From a legal standpoint, benefit company status is important because it may provide corporations with social and/or environmental goals protection from shareholder lawsuits for breach of fiduciary duty. Such lawsuits could theoretically allege that a corporation’s allocation of resources to accomplishing social and/or environmental goals, rather than simply maximizing profits, constitutes a breach of the directors’ fiduciary duty to shareholders. The traditional response to such an allegation would be that the directors were acting in the best long-term interests of shareholders by, for example, strengthening the company’s brand, and as such, the directors are shielded by the business judgment rule. If, however, a company incorporates as a benefit company, the directors may have an additional defense: the corporation’s social and/or environmental commitment was made clear from the get-go or approved by shareholders. If investors had a problem with that, they should have simply gone elsewhere with their money. 

This is more of a concern in the US, where, particularly in Delaware, corporate law recognizes the principle of shareholder primacy, meaning corporations’ chief objective is to produce shareholder profits. By contrast, the Supreme Court of Canada, interpreting the federal Canada Business Corporations Act (CBCA) in cases such as Peoples Department Stores Inc. (Trustee of) v. Wise (2004) and BCE Inc. v. 1976 Debentureholders (2008), has determined that a Canadian corporation’s duty is to act in the best interest of the company itself. Accordingly, directors can consider the interests of stakeholders, such as debtholders and employees, among others (including shareholders), when deciding matters on behalf of the corporation. 

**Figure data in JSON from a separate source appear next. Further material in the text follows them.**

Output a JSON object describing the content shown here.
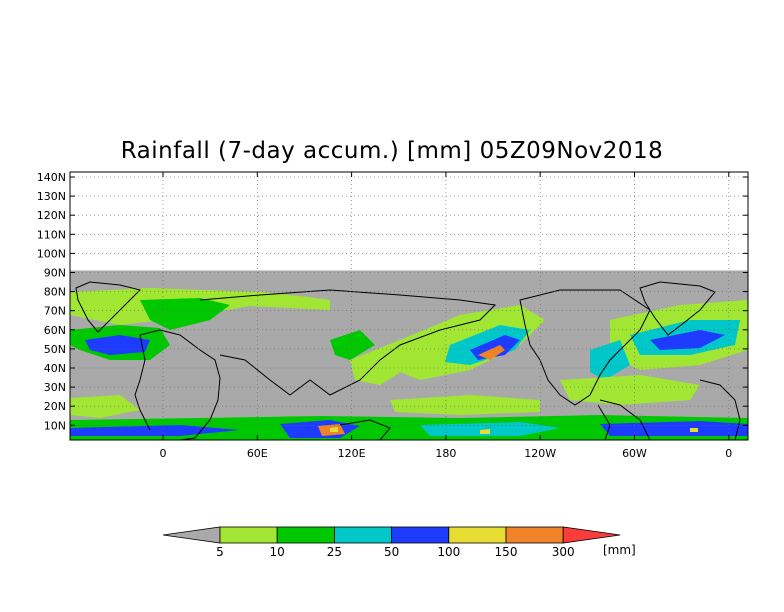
{
  "title": "Rainfall (7-day accum.) [mm] 05Z09Nov2018",
  "lat_labels": [
    "140N",
    "130N",
    "120N",
    "110N",
    "100N",
    "90N",
    "80N",
    "70N",
    "60N",
    "50N",
    "40N",
    "30N",
    "20N",
    "10N"
  ],
  "lon_labels": [
    "0",
    "60E",
    "120E",
    "180",
    "120W",
    "60W",
    "0"
  ],
  "colorbar": {
    "ticks": [
      "5",
      "10",
      "25",
      "50",
      "100",
      "150",
      "300"
    ],
    "unit": "[mm]",
    "colors": [
      "#a9a9a9",
      "#a0e632",
      "#00c800",
      "#00c8c8",
      "#1e3cff",
      "#e6dc32",
      "#f08228",
      "#fa3c3c"
    ]
  },
  "colors": {
    "no_rain": "#a9a9a9",
    "light": "#a0e632",
    "moderate": "#00c800",
    "heavy": "#00c8c8",
    "very_heavy": "#1e3cff",
    "intense": "#e6dc32",
    "extreme": "#f08228"
  }
}
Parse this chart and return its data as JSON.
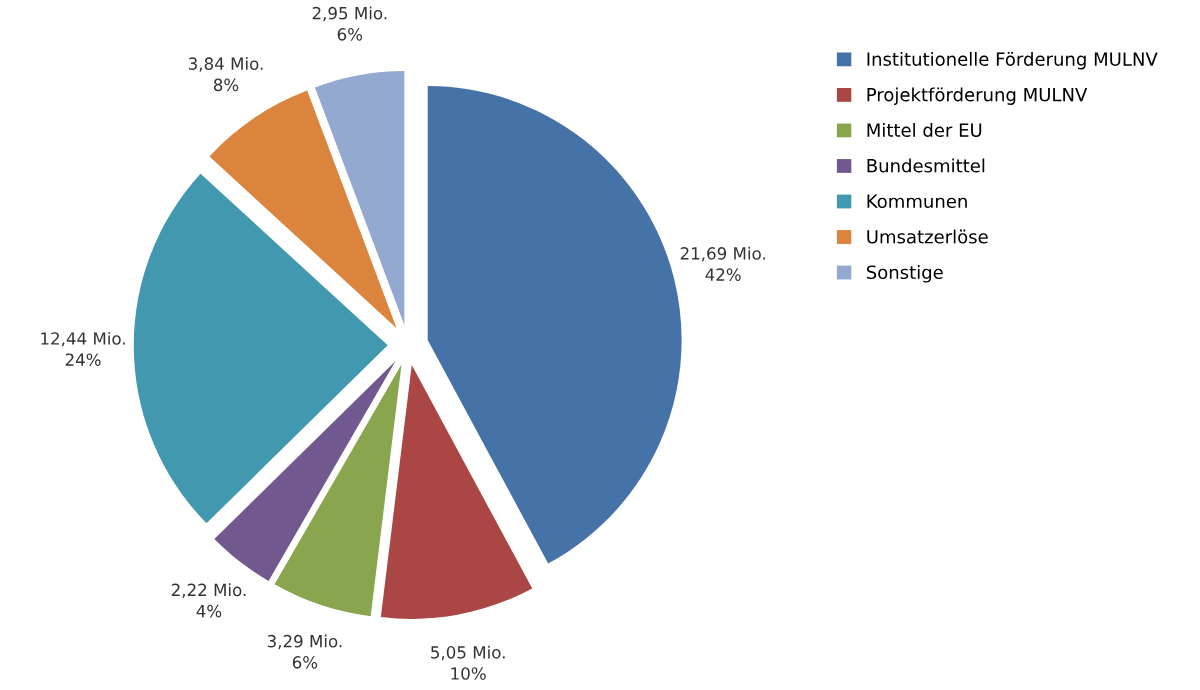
{
  "chart_data": {
    "type": "pie",
    "categories": [
      "Institutionelle Förderung MULNV",
      "Projektförderung MULNV",
      "Mittel der EU",
      "Bundesmittel",
      "Kommunen",
      "Umsatzerlöse",
      "Sonstige"
    ],
    "values": [
      21.69,
      5.05,
      3.29,
      2.22,
      12.44,
      3.84,
      2.95
    ],
    "colors": [
      "#4572a7",
      "#aa4643",
      "#89a54e",
      "#71588f",
      "#4198af",
      "#db843d",
      "#93a9cf"
    ],
    "value_labels": [
      "21,69 Mio.\n42%",
      "5,05 Mio.\n10%",
      "3,29 Mio.\n6%",
      "2,22 Mio.\n4%",
      "12,44 Mio.\n24%",
      "3,84 Mio.\n8%",
      "2,95 Mio.\n6%"
    ],
    "legend": "right"
  }
}
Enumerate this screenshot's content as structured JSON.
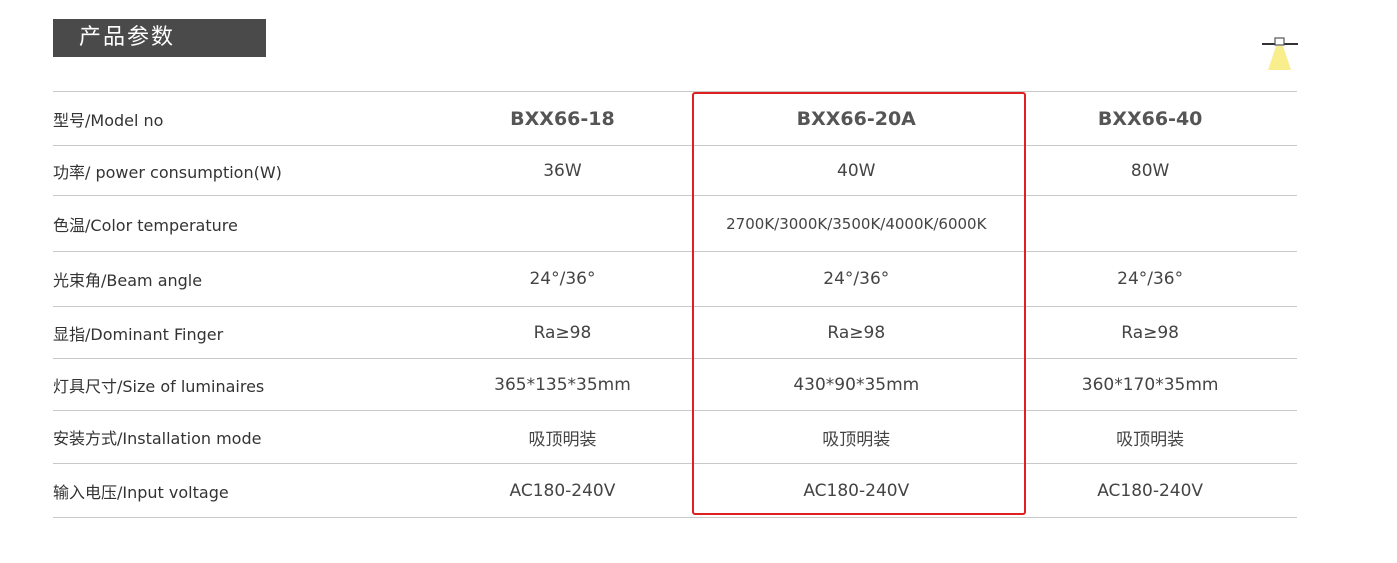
{
  "header": {
    "title": "产品参数",
    "icon": "ceiling-lamp-icon"
  },
  "highlight_color": "#e02020",
  "table": {
    "rows": [
      {
        "label": "型号/Model no",
        "values": [
          "BXX66-18",
          "BXX66-20A",
          "BXX66-40"
        ]
      },
      {
        "label": "功率/ power consumption(W)",
        "values": [
          "36W",
          "40W",
          "80W"
        ]
      },
      {
        "label": "色温/Color temperature",
        "values": [
          "",
          "2700K/3000K/3500K/4000K/6000K",
          ""
        ]
      },
      {
        "label": "光束角/Beam angle",
        "values": [
          "24°/36°",
          "24°/36°",
          "24°/36°"
        ]
      },
      {
        "label": "显指/Dominant Finger",
        "values": [
          "Ra≥98",
          "Ra≥98",
          "Ra≥98"
        ]
      },
      {
        "label": "灯具尺寸/Size of luminaires",
        "values": [
          "365*135*35mm",
          "430*90*35mm",
          "360*170*35mm"
        ]
      },
      {
        "label": "安装方式/Installation mode",
        "values": [
          "吸顶明装",
          "吸顶明装",
          "吸顶明装"
        ]
      },
      {
        "label": "输入电压/Input voltage",
        "values": [
          "AC180-240V",
          "AC180-240V",
          "AC180-240V"
        ]
      }
    ]
  }
}
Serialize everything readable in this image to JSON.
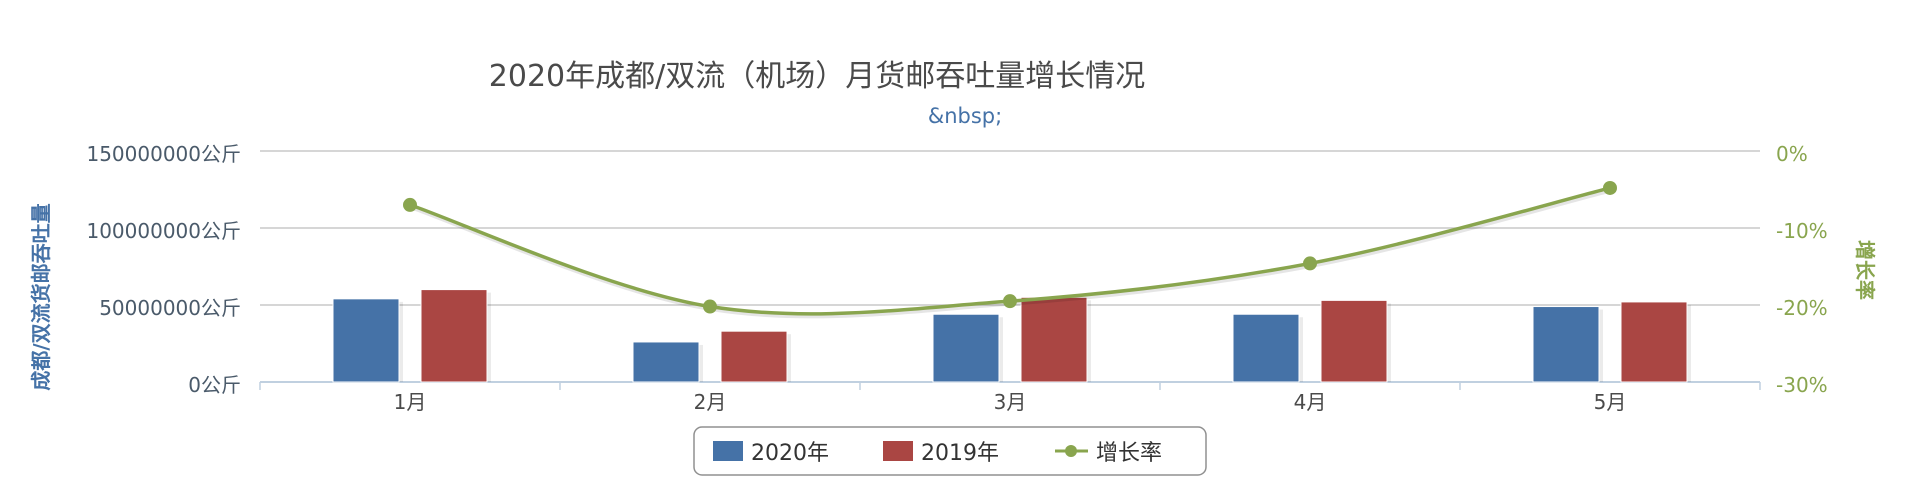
{
  "chart_data": {
    "type": "bar",
    "title": "2020年成都/双流（机场）月货邮吞吐量增长情况",
    "subtitle": "&nbsp;",
    "categories": [
      "1月",
      "2月",
      "3月",
      "4月",
      "5月"
    ],
    "series": [
      {
        "name": "2020年",
        "type": "bar",
        "axis": "left",
        "color": "#4572a7",
        "values": [
          54000000,
          26000000,
          44000000,
          44000000,
          49000000
        ]
      },
      {
        "name": "2019年",
        "type": "bar",
        "axis": "left",
        "color": "#aa4643",
        "values": [
          60000000,
          33000000,
          55000000,
          53000000,
          52000000
        ]
      },
      {
        "name": "增长率",
        "type": "line",
        "axis": "right",
        "color": "#89a54e",
        "values": [
          -7,
          -20.2,
          -19.5,
          -14.6,
          -4.8
        ]
      }
    ],
    "y_left": {
      "label": "成都/双流货邮吞吐量",
      "ylim": [
        0,
        150000000
      ],
      "ticks": [
        "0公斤",
        "50000000公斤",
        "100000000公斤",
        "150000000公斤"
      ]
    },
    "y_right": {
      "label": "增长率",
      "ylim": [
        -30,
        0
      ],
      "ticks": [
        "-30%",
        "-20%",
        "-10%",
        "0%"
      ]
    },
    "grid": true,
    "legend_position": "bottom-center"
  }
}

The CBCA was amended in 2019 to reflect the Supreme Court of Canada rulings, with new language specifying that directors may consider, among other parties, the environment when acting with a view to serving the corporation’s interests. It may be worth noting, however, that provinces such as Ontario have not mirrored this amendment in their own provincial corporate legislation, and the Supreme Court of Canada’s rulings pertained to federal rather than provincial corporate law.  

If you have questions about benefit companies, B Corporations, or would like assistance with incorporating a company, please feel free to contact the firm.

*In Ontario, a public benefit company is a charitable corporation or a non-charitable corporation that receives more than $10,000 per financial year in either (a) donations or gifts from people who are not members, directors, officers or employees of the corporation; or (b) grants or similar financial assistance from federal, provincial or municipal governments or a government agency. As such, Ontario has a different definition of public benefit company than a jurisdictions like Delaware, which defines public benefit companies to be the same as what other jurisdictions call benefit companies.